‘O yes!’ she said, with dancing eyes. ‘It has been quite unlike anything I have ever felt in my life before!’

It was not difficult to fall into conversation with her. Unreserved—too unreserved—by nature, she was not experienced enough to be reserved by art, and after a little coaxing she answered his remarks readily. She had come to live in Melchester from a village on the Great Plain, and this was the first time that she had ever seen a steam-circus; she could not understand how such wonderful machines were made. She had come to the city on the invitation of Mrs. Harnham, who had taken her into her household to train her as a servant, if she showed any aptitude. Mrs. Harnham was a young lady who before she married had been Miss Edith White, living in the country near the speaker’s cottage; she was now very kind to her through knowing her in childhood so well. She was even taking the trouble to educate her. Mrs. Harnham was the only friend she had in the world, and being without children had wished to have her near her in preference to anybody else, though she had only lately come; allowed her to do almost as she liked, and to have a holiday whenever she asked for it. The husband of this kind young lady was a rich wine-merchant of the town, but Mrs. Harnham did not care much about him.

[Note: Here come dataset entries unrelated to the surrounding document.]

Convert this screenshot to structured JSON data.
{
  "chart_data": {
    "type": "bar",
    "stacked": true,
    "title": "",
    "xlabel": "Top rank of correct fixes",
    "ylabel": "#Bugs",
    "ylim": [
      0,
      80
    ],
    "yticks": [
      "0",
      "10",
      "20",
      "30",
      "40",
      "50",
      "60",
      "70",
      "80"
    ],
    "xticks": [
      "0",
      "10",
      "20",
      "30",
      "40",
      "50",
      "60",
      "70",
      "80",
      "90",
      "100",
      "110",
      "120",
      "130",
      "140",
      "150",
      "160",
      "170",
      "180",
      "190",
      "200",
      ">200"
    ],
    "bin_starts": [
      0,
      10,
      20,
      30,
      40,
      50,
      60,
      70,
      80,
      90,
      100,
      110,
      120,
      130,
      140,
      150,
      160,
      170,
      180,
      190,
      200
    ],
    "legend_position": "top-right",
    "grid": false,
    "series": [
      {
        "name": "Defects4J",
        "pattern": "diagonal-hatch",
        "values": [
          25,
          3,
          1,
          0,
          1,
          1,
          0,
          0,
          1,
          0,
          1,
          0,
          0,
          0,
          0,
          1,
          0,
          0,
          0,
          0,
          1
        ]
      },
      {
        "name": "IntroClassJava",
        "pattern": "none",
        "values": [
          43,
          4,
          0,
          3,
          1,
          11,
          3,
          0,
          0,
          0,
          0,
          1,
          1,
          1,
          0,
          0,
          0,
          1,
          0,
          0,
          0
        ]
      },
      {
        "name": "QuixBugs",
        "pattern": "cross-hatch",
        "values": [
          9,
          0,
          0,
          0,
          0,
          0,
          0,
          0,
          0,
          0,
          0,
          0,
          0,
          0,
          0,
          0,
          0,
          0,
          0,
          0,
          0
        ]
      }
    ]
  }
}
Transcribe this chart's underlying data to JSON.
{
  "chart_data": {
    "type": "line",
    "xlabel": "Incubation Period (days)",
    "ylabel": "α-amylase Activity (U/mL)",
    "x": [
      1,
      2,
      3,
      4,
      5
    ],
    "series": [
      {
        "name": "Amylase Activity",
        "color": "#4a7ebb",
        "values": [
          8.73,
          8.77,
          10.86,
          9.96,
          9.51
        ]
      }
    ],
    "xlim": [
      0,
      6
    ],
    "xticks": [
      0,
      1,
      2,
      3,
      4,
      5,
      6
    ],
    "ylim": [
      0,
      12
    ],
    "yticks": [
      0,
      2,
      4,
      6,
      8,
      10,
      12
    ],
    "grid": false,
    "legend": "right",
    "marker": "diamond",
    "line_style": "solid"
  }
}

In the daytime you could see the house from where they were talking. She, the speaker, liked Melchester better than the lonely country, and she was going to have a new hat for next Sunday that was to cost fifteen and ninepence.

Then she inquired of her acquaintance where he lived, and he told her in London, that ancient and smoky city, where everybody lived who lived at all, and died because they could not live there. He came into Wessex two or three times a year for professional reasons; he had arrived from Wintoncester yesterday, and was going on into the next county in a day or two. For one thing he did like the country better than the town, and it was because it contained such girls as herself.

Then the pleasure-machine started again, and, to the light-hearted girl, the figure of the handsome young man, the market-square with its lights and crowd, the houses beyond, and the world at large, began moving round as before, countermoving in the revolving mirrors on her right hand, she being as it were the fixed point in an undulating, dazzling, lurid universe, in which loomed forward most prominently of all the form of her late interlocutor. Each time that she approached the half of her orbit that lay nearest him they gazed at each other with smiles, and with that unmistakable expression which means so little at the moment, yet so often leads up to passion, heart-ache, union, disunion, devotion, overpopulation, drudgery, content, resignation, despair.

When the horses slowed anew he stepped to her side and proposed another heat. ‘Hang the expense for once,’ he said. ‘I’ll pay!’

She laughed till the tears came.

‘Why do you laugh, dear?’ said he.

‘Because—you are so genteel that you must have plenty of money, and only say that for fun!’ she returned.

‘Ha-ha!’ laughed the young man in unison, and gallantly producing his money she was enabled to whirl on again.

As he stood smiling there in the motley crowd, with his pipe in his hand, and clad in the rough pea-jacket and wideawake that he had put on for his stroll, who would have supposed him to be Charles Bradford Raye, Esquire, stuff-gownsman, educated at Wintoncester, called to the Bar at Lincoln’s-Inn, now going the Western Circuit, merely detained in Melchester by a small arbitration after his brethren had moved on to the next county-town?